Un ragazzo di una delle mie terze ha scritto un testo, a nome di tutti i suoi compagni, e me lo ha consegnato mentre mi stavo asciugando le lacrime, prima di uscire dalla chiesa.

In quel momento, ho capito che cosa significa che la scuola insegna a stare al mondo.
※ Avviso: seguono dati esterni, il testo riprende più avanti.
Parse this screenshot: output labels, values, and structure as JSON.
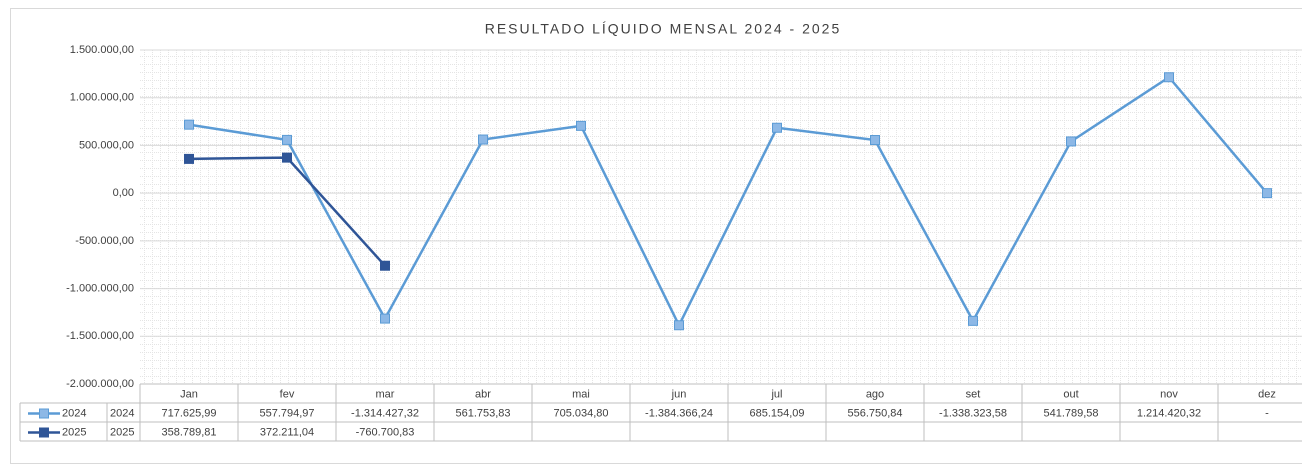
{
  "chart_data": {
    "type": "line",
    "title": "RESULTADO LÍQUIDO MENSAL 2024 - 2025",
    "categories": [
      "Jan",
      "fev",
      "mar",
      "abr",
      "mai",
      "jun",
      "jul",
      "ago",
      "set",
      "out",
      "nov",
      "dez"
    ],
    "series": [
      {
        "name": "2024",
        "color": "#5b9bd5",
        "marker_color": "#8db8e6",
        "values": [
          717625.99,
          557794.97,
          -1314427.32,
          561753.83,
          705034.8,
          -1384366.24,
          685154.09,
          556750.84,
          -1338323.58,
          541789.58,
          1214420.32,
          0
        ],
        "value_labels": [
          "717.625,99",
          "557.794,97",
          "-1.314.427,32",
          "561.753,83",
          "705.034,80",
          "-1.384.366,24",
          "685.154,09",
          "556.750,84",
          "-1.338.323,58",
          "541.789,58",
          "1.214.420,32",
          "-"
        ]
      },
      {
        "name": "2025",
        "color": "#2f5597",
        "marker_color": "#2f5597",
        "values": [
          358789.81,
          372211.04,
          -760700.83,
          null,
          null,
          null,
          null,
          null,
          null,
          null,
          null,
          null
        ],
        "value_labels": [
          "358.789,81",
          "372.211,04",
          "-760.700,83",
          null,
          null,
          null,
          null,
          null,
          null,
          null,
          null,
          null
        ]
      }
    ],
    "ylim": [
      -2000000,
      1500000
    ],
    "yticks": [
      {
        "value": -2000000,
        "label": "-2.000.000,00"
      },
      {
        "value": -1500000,
        "label": "-1.500.000,00"
      },
      {
        "value": -1000000,
        "label": "-1.000.000,00"
      },
      {
        "value": -500000,
        "label": "-500.000,00"
      },
      {
        "value": 0,
        "label": "0,00"
      },
      {
        "value": 500000,
        "label": "500.000,00"
      },
      {
        "value": 1000000,
        "label": "1.000.000,00"
      },
      {
        "value": 1500000,
        "label": "1.500.000,00"
      }
    ],
    "grid": true
  }
}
Ti riporto qualche stralcio della lettera che ho ricevuto:

“La figura del padre è insostituibile e credo che, oltre a mio padre, l’ho riconosciuta molte volte nella mia vita. L’Odissea è la perfetta descrizione di cosa è il padre: nella prima sezione, la Telemachia, Omero parla di Telemaco, che è smarrito e colpito dalla mancanza del padre. “Ché non è morto Ulisse, sparito non è dalla terra; ma trattenuto è, vive tuttora, nel mare infinito”. Lui non è sparito dalla terra ma è in un posto migliore, in un posto che ha sempre desiderato. Sempre nell’Odissea c’è un insegnamento datoci da Omero ma anche da lei: l’ereditarietà. L’ultimo degli argomenti affrontati con lei, uno dei più antichi, un pensiero che cova nel cuore dell’uomo fin da secoli prima di Cristo. E, come lei ci ha insegnato, quando una domanda persiste nell’anima, bisogna fare qualcosa, muoversi. […] Quando ho letto “Il buio oltre la siepe”, mi ha colpito una frase di Atticus: “Non è la paura di perderli che ci fa paura; è che abbiamo dato loro così tanti pezzi di noi che abbiamo paura di perdere noi stessi, senza di loro”. Sappia che non è sola, e neanche noi lo siamo. Grazie, prof”

Io lavoro ogni giorno perché un tredicenne possa arrivare a pensare questo.